Between the hour of 09:12 and 09:52 on February 2nd we encountered an issue affecting a central In-memory database used by many processes in the platform. The issue landed the service in a state which didn't trigger failover to backup services, causing various anomalies throughout the platform. Among those a large number of messages being delayed (requiring manual resend), automation events not triggering, reported login issues and more.
The issue mainly affected customers who had messages and activity execution during the time frame 09:12 - 09:52 with a delay.
Root Cause
The root cause of the issue was a central in-memory database ending up in a bad state. The database is used for storing data for quick access throughout the platform in a high load – low latency configuration. As this data is needed in various processes the effect was spread over multiple parts of the platform, but only specific use cases were greatly affected from a user perspective. The database has a redundant setup, with a primary to multiple replica configuration, where failover to a replica is automatic should the primary service run into issues.

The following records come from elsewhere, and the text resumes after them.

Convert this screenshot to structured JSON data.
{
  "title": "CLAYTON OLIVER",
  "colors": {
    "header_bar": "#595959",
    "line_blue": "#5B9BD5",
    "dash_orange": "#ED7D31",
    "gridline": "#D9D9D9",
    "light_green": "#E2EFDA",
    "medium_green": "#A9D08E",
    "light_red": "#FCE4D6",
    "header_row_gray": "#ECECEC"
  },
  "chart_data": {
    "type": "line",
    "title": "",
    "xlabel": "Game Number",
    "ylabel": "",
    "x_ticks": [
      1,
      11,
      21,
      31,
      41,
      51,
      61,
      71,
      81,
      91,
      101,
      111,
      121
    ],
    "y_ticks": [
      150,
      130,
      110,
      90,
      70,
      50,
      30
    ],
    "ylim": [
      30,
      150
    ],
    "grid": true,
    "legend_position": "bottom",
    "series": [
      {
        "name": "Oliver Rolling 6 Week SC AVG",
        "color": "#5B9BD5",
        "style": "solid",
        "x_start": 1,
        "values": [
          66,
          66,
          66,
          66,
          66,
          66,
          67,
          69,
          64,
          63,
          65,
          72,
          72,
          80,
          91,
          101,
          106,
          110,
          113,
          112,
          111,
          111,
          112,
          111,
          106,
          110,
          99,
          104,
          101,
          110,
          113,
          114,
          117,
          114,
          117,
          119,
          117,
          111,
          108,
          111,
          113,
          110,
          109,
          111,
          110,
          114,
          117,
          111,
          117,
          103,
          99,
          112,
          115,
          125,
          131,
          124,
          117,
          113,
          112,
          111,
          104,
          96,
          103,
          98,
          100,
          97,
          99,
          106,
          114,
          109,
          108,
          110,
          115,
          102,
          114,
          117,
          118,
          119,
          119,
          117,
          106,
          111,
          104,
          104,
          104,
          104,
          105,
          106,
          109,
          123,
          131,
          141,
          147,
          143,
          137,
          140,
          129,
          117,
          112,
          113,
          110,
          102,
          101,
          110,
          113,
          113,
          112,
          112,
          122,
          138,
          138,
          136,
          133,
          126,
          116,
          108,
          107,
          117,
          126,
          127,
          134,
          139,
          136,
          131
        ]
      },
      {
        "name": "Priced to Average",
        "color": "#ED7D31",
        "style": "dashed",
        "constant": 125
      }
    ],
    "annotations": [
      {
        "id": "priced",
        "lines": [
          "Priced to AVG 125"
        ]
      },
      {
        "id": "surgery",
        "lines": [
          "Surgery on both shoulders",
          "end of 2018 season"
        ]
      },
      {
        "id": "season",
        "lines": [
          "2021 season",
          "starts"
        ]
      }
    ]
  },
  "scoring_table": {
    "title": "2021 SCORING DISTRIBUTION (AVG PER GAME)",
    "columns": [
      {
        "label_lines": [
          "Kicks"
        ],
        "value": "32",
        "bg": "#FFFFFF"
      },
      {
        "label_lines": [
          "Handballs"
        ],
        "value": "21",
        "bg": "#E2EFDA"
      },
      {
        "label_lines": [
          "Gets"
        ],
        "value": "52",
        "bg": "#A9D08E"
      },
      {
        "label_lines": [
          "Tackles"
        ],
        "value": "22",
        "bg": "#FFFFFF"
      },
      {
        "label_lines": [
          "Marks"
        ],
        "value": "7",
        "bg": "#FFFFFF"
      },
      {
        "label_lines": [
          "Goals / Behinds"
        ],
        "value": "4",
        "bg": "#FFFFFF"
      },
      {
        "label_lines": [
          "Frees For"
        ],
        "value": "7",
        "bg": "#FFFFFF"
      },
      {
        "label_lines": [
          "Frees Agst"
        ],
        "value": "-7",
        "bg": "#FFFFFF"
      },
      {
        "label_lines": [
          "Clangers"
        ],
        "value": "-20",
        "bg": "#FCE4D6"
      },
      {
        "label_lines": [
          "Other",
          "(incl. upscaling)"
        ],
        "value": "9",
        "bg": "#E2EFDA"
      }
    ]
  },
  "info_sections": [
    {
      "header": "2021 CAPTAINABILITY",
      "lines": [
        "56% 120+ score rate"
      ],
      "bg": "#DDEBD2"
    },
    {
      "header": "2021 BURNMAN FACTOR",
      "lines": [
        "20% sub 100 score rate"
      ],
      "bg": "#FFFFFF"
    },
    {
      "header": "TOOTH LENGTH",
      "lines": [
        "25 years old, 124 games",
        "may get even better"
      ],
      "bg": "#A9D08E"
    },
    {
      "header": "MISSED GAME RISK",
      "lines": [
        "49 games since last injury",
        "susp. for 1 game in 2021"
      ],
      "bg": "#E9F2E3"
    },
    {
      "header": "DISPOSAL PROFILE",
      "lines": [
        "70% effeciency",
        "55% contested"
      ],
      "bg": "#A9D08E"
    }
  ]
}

In this instance all servers in the setup ended up in a replica state, with no primary resource active, thus causing the issue.
Mitigation
Enforce primary: To mediate the issue we enforced a new primary resource in the configuration which returned Engage to a normal state where messages and execution of activities were functioning as expected.
Unfortunately, this has happened before and although we did take actions to mitigate it from happening again it did. The root cause is still, after investigation, not clear. Our intention is now to look over our current in-memory database setup and take action to upgrade and update the setup.